The Gosford Car Museum has closed its doors with the loss of 40 jobs after a two-year battle with the Australian Taxation Office.
Opened in April 2016, the museum boasted the largest privately-owned car collection in the Southern Hemisphere. Valued at over $70 million, it became one of the best places to visit on the NSW Central Coast - especially for the motoring enthusiast.
The company behind the museum, Auto Invest Pty Ltd, had been established in 2015 as a car dealership using the museum as a way of marketing the vehicles, while also bringing much-needed tourism to the area. On average, over 10,000 visitors passed through the museum’s gates each month.
Yet questions were raised by the ATO over the museum’s business model, including its admission fee and an audit was launched in December 2016. The audit found that because Auto Invest had used the term 'museum' in its trading name, charged admission, had cars in the showroom which were different to those purchased by customers, and that not everybody visiting the museum was buying a car - therefore, it was considered to be a dual-purpose business and was also not eligible for Luxury Car Tax (LCT) and GST exemptions.
The site of the museum is a former Bunnings Warehouse location, and has been listed for sale. The cars in the museum will be liquidated in a fire sale organised by Lloyds Auction House on April 6-7 with no reserve.
Some of the vehicles set to be auctioned off include rare and desirable historic models ranging from a 1964 Porsche 356SC to a 1965 Rolls-Royce Silver Cloud III.
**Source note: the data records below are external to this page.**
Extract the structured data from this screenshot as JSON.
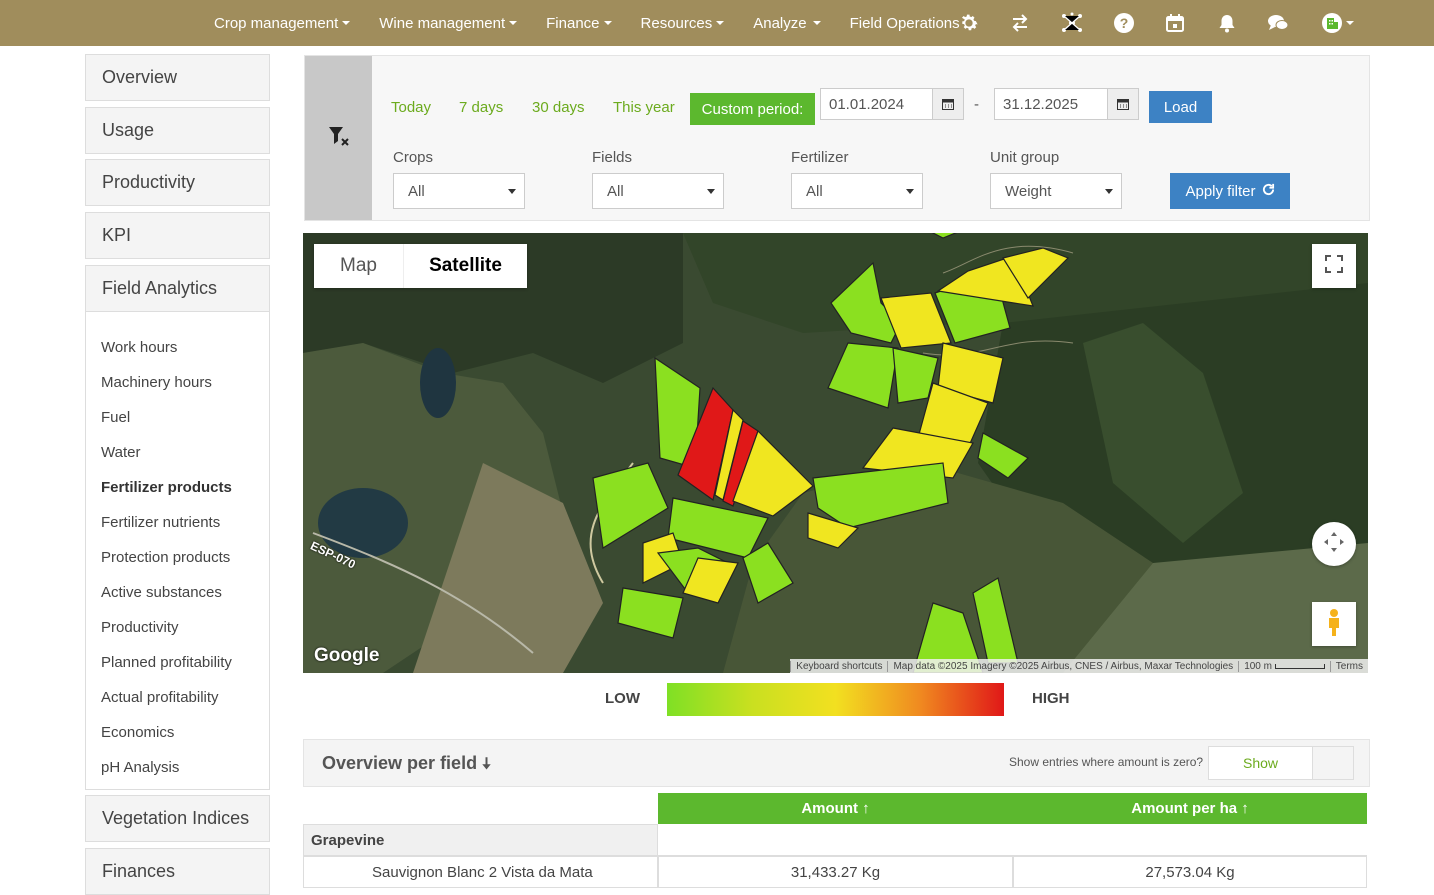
{
  "topnav": {
    "items": [
      {
        "label": "Crop management",
        "has_caret": true
      },
      {
        "label": "Wine management",
        "has_caret": true
      },
      {
        "label": "Finance",
        "has_caret": true
      },
      {
        "label": "Resources",
        "has_caret": true
      },
      {
        "label": "Analyze",
        "has_caret": true
      },
      {
        "label": "Field Operations",
        "has_caret": false
      }
    ],
    "icons": [
      "gear-icon",
      "swap-icon",
      "network-icon",
      "help-icon",
      "calendar-icon",
      "bell-icon",
      "chat-icon",
      "company-icon"
    ]
  },
  "sidebar": {
    "top_items": [
      "Overview",
      "Usage",
      "Productivity",
      "KPI",
      "Field Analytics"
    ],
    "sub_items": [
      "Work hours",
      "Machinery hours",
      "Fuel",
      "Water",
      "Fertilizer products",
      "Fertilizer nutrients",
      "Protection products",
      "Active substances",
      "Productivity",
      "Planned profitability",
      "Actual profitability",
      "Economics",
      "pH Analysis"
    ],
    "active_sub": "Fertilizer products",
    "bottom_items": [
      "Vegetation Indices",
      "Finances"
    ]
  },
  "filters": {
    "periods": [
      "Today",
      "7 days",
      "30 days",
      "This year"
    ],
    "custom_period_label": "Custom period:",
    "date_from": "01.01.2024",
    "date_separator": "-",
    "date_to": "31.12.2025",
    "load_label": "Load",
    "crops": {
      "label": "Crops",
      "value": "All"
    },
    "fields": {
      "label": "Fields",
      "value": "All"
    },
    "fertilizer": {
      "label": "Fertilizer",
      "value": "All"
    },
    "unit_group": {
      "label": "Unit group",
      "value": "Weight"
    },
    "apply_label": "Apply filter"
  },
  "map": {
    "type_map": "Map",
    "type_satellite": "Satellite",
    "selected_type": "Satellite",
    "road_label": "ESP-070",
    "google": "Google",
    "attribution": {
      "shortcuts": "Keyboard shortcuts",
      "data": "Map data ©2025 Imagery ©2025 Airbus, CNES / Airbus, Maxar Technologies",
      "scale": "100 m",
      "terms": "Terms"
    }
  },
  "legend": {
    "low": "LOW",
    "high": "HIGH",
    "colors": [
      "#7fe025",
      "#f2e020",
      "#e01818"
    ]
  },
  "overview": {
    "title": "Overview per field",
    "zero_label": "Show entries where amount is zero?",
    "show_label": "Show",
    "columns": [
      "Amount ↑",
      "Amount per ha ↑"
    ],
    "group": "Grapevine",
    "rows": [
      {
        "field": "Sauvignon Blanc 2 Vista da Mata",
        "amount": "31,433.27 Kg",
        "amount_per_ha": "27,573.04 Kg"
      }
    ]
  }
}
Other highlights on the auction list include a VC Brock Holden Commodore HDT, a couple of 1980s Humvees, a Lamborghini Diablo SV, several Ferraris and even Roscoe McGlashan's Aussie Invader jet-engined high speed racer (capable of 0-1000km/h in 16 seconds).
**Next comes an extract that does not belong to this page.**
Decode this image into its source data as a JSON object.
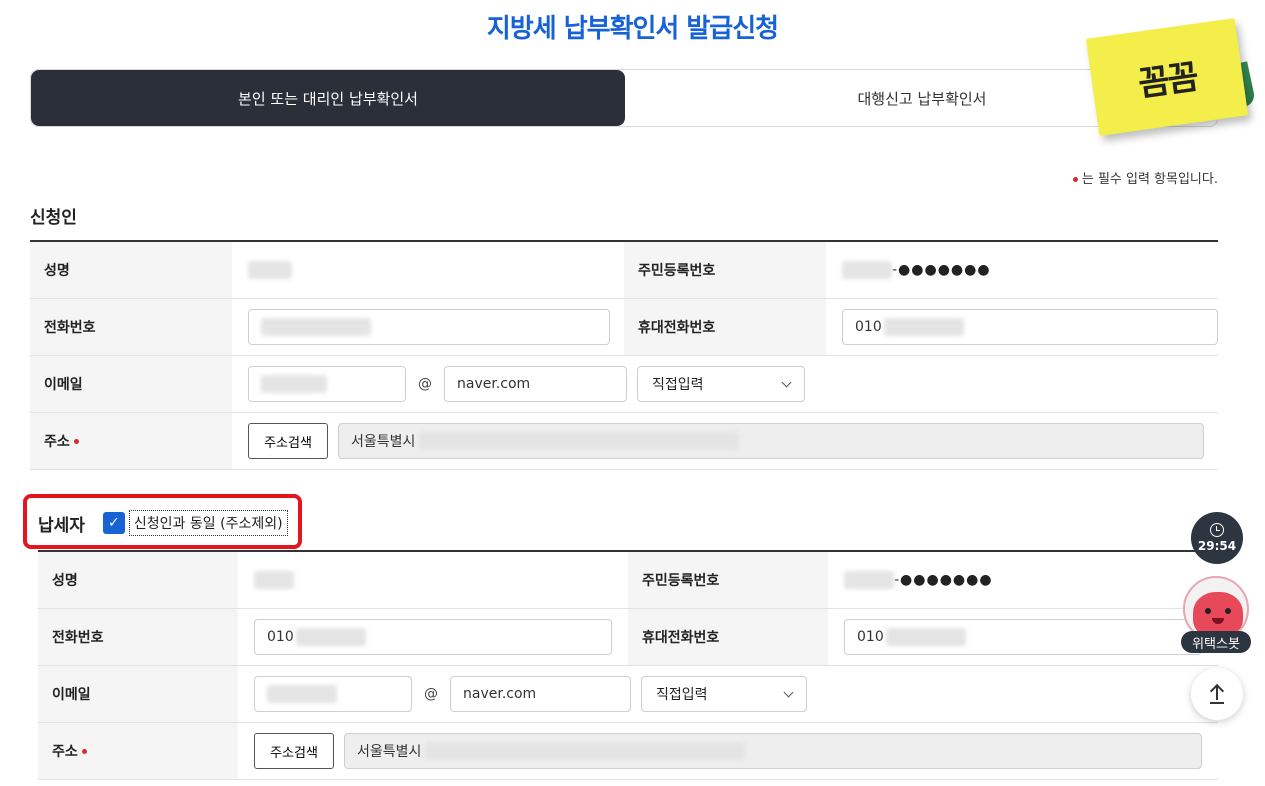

Much had been planned with the site of the museum, which is in West Gosford. A seven-storey eco-friendly tower was destined to be built on the site and feature a number of facilities for visitors including a gym, 6500 square metres of retail space, display suites, a call centre and even an auction house.
The plans were approved by the Central Coast Council, and building was due to start in the next year. Over 200 new jobs would have been created, and the planned solar panel system would have generated enough energy to power the whole site independent of the grid.